- Jafarabad Location in Uttar Pradesh, India Jafarabad Jafarabad (India)
- Coordinates: 25°42′N 82°42′E﻿ / ﻿25.700°N 82.700°E
- Country: India
- State: Uttar Pradesh
- District: Jaunpur

Government
- • Type: Chairman
- • Body: Central government

Population (2011)
- • Total: 10,792

Language
- • Official: Hindi
- • Additional official: Urdu
- Time zone: UTC+5:30 (IST)
- Postal code: 222180
- Vehicle registration: UP 62
- Website: up.gov.in

= Jafarabad, Uttar Pradesh =

Jafarabad (sometimes Zafarabad) is a town and nagar panchayat in Jaunpur district in the Indian state of Uttar Pradesh.

==Demographics==
As of 2011 Indian Census, Jafarabad had a total population of 10,792, of which 5,578 were males and 5,214 were females. Population within the age group of 0 to 6 years was 1,595. The total number of literates in Jafarabad was 6,897, which constituted 63.9% of the population with male literacy at 71.1% and female literacy at 56.3%. The effective literacy rate of 7+ population of Jafarabad was 75.0%, of which male literacy rate was 84.0% and female literacy rate 65.5%. The Scheduled Castes and Scheduled Tribes population was 1,374 and 27, respectively. Jafarabad had 1,497 households in 2011.
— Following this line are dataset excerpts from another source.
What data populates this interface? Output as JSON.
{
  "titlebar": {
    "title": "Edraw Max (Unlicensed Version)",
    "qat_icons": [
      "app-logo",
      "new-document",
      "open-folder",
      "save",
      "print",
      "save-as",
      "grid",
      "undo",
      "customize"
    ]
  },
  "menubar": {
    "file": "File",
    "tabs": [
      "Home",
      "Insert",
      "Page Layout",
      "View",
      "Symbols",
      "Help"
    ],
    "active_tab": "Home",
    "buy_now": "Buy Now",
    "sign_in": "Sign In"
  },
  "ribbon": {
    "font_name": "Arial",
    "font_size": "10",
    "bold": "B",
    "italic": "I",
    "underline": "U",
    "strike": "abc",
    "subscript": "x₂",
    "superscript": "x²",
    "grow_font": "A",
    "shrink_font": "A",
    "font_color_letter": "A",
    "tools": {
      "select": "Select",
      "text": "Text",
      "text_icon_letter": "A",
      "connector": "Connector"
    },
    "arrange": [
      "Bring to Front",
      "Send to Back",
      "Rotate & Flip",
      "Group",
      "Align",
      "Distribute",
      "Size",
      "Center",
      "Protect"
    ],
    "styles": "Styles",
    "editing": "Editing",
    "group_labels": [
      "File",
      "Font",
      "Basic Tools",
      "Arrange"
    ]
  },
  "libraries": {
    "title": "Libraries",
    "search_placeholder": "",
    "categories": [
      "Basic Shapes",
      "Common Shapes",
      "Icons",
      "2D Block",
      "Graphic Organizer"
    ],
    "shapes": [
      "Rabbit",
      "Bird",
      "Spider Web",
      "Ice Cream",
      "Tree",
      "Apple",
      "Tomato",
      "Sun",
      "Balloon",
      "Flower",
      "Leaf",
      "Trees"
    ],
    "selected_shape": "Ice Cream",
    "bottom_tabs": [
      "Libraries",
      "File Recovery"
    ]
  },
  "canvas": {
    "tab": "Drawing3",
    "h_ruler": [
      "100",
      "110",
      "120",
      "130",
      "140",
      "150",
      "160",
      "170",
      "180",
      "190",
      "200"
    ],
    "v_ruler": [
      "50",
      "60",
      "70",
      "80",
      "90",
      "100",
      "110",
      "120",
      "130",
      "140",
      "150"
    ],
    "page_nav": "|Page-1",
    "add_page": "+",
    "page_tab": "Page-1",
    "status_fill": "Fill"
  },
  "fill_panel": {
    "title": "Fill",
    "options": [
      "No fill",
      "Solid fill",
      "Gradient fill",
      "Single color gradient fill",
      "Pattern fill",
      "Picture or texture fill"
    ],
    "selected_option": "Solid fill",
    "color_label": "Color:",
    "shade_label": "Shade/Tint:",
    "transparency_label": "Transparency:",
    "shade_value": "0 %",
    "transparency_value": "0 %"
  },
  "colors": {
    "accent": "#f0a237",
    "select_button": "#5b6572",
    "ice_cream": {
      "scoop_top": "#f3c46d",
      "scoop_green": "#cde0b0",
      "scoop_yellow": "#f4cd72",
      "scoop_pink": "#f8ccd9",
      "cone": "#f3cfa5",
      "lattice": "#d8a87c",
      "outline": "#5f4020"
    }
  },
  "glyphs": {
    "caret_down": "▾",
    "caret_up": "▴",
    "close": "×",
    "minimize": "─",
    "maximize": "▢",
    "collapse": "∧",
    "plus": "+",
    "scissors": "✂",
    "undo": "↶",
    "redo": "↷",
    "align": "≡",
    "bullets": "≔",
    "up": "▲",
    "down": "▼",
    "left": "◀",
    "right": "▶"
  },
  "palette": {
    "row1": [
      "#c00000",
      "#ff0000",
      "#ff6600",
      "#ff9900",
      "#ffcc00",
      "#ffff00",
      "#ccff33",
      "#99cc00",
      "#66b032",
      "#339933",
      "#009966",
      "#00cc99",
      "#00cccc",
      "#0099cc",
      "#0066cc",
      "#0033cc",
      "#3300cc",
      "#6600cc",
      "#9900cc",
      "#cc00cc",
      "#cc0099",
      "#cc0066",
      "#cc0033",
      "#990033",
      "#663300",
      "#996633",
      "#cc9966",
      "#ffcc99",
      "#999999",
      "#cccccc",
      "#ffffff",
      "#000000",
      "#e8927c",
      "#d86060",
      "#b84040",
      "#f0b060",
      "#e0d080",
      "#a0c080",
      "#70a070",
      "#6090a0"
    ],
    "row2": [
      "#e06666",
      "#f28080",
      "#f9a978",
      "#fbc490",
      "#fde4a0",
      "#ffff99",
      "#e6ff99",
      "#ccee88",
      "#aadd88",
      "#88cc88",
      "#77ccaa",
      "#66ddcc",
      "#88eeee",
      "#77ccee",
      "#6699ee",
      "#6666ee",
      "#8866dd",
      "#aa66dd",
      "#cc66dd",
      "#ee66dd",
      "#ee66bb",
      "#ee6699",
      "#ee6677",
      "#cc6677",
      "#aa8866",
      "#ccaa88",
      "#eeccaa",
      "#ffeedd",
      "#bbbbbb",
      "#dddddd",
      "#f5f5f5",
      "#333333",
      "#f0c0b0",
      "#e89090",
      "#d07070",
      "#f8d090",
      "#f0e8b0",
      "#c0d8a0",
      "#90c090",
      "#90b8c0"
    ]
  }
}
As of the 2001 Census of India, Jafarabad had a population of 8,801. Males constitute 50% of the population and females 50%. Jafarabad has an average literacy rate of 58%, lower than the national average of 59.5%: male literacy is 68%, and female literacy is 48%. In Jafarabad, 20% of the population is under 6 years of age.

==Travel==
Zafarabad (IR Station code ZBD) is an important railway junction station under Allahabad division of Northern Railway (India) zone of Indian Railways.

It connects Jaunpur Junction on north direction, Janghai junction, Phaphamau Junction, Allahabad of east direction, Varanasi Junction on south-east direction and Sultanpur junction on North-west direction.